Per concludere,  credo che il cammino che possa portare ad una buona vita per donne e uomini, nomadi in uno spazio globale e arroccati in uno spazio domestico, debba essere faticosamente percorso, partendo dall'attuale contesto di capitalismo aggressivo e reazionario nelle sue specificità territoriali; evidenziando le relazioni di potere tra sessi che segnano la divisione del lavoro pagato e non pagato e la divisione delle responsabilità pubbliche e private rispetto alla sostenibilità e qualità delle condizioni effettive di vita; mettendo, infine, in luce la catena etica che lega la totale irresponsabilità degli speculatori finanziari (banche comprese) e la responsabilità finale delle condizioni di vita scaricata sulle donne, tanto densa da non riuscire ad essere detta e messa adeguatamente a fuoco.

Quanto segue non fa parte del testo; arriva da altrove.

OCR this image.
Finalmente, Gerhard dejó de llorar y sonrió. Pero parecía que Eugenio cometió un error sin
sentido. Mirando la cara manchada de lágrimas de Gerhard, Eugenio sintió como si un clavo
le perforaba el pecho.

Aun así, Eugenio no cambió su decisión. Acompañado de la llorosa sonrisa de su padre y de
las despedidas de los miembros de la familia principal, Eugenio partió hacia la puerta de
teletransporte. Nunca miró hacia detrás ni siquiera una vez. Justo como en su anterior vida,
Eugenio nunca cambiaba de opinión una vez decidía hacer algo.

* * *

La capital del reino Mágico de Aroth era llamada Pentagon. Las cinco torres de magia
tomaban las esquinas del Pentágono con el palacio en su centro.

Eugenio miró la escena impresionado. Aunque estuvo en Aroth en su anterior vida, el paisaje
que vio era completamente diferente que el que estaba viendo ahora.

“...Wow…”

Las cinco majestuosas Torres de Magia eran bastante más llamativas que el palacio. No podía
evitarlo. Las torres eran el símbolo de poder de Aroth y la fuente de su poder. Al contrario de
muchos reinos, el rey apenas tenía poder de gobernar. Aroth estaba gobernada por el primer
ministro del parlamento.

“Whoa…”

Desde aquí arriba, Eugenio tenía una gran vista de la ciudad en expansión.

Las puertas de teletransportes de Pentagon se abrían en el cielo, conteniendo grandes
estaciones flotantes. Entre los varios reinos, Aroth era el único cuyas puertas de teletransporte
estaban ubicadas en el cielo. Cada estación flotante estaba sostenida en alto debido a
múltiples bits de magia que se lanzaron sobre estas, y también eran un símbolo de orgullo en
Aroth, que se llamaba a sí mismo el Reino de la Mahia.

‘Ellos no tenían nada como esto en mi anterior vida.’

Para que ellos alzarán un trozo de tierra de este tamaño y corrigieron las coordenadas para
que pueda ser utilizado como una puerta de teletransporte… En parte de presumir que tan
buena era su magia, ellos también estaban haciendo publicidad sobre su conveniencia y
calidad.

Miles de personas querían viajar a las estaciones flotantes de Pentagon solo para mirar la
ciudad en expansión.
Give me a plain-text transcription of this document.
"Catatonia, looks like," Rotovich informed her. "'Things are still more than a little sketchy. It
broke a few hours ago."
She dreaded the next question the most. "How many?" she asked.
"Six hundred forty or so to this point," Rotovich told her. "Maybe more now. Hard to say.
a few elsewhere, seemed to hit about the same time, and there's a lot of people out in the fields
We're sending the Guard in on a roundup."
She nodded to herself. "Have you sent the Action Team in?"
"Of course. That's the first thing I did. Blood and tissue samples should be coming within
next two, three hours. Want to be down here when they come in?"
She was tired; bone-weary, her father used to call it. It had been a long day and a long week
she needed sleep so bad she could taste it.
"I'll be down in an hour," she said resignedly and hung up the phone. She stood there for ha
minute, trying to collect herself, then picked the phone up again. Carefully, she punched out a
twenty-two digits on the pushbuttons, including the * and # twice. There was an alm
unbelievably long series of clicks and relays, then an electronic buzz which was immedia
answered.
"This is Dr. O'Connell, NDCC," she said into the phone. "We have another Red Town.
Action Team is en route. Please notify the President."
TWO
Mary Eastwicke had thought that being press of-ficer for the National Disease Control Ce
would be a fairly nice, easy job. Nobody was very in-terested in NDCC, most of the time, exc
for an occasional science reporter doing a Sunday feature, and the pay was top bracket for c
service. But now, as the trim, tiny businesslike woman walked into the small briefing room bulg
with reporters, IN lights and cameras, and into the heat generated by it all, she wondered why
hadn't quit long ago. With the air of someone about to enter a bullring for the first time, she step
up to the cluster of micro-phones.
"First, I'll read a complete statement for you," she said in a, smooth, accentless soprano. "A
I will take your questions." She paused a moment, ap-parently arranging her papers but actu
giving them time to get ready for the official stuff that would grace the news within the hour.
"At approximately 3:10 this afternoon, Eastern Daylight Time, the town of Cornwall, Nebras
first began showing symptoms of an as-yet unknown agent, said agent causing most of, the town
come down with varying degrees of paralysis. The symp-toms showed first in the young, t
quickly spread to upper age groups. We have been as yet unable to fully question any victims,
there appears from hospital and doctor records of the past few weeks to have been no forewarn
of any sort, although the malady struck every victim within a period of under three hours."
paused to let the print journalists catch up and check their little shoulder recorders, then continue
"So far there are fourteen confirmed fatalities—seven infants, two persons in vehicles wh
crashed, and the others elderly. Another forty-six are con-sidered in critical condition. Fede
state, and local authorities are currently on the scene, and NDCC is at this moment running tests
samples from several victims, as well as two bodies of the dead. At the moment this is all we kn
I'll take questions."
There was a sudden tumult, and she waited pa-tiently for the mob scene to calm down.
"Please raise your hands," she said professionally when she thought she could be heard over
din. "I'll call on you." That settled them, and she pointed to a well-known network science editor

Si deve poi aprire uno spazio di riflessione sulla relazione tra individuo e società e sopratutto tra libertà individuale e società. Anche su questo il femminismo ha qualcosa da insegnare, la libertà delle donne sul loro corpo e sull'autonomia delle relazioni è al centro del femminismo e non è riducibile a un progetto che si risolve nel benessere di un gruppo sociale (famiglia, classe, etnia, etc).
Le vite sono alla fine dei conti un'esperienza individuale, collocata in un contesto e in una rete di relazioni interattive, se non la si vede anche come tale si rischia di delegare alle donne la responsabilità degli aggiustamenti finali annegandole nella debolezza altrui. 

Infine, il percorso verso una buona vita deve essere agito nella prassi e non può fare a meno delle donne che vedono a fondo della realtà quotidiana e patiscono in modo particolare le tensioni  legate all'esercizio della libertà, individuale e collettiva. 
Si tratta di un percorso che non può essere pensato con scorciatoie liberiste e sviluppiste ma neppure deterministe, nel senso di un materialismo rozzo o  utopiste, nel senso di sognare un luogo salvifico altrove e/o dopo la crisi, magari 'femminile' perché relazionale, etico e oblativo.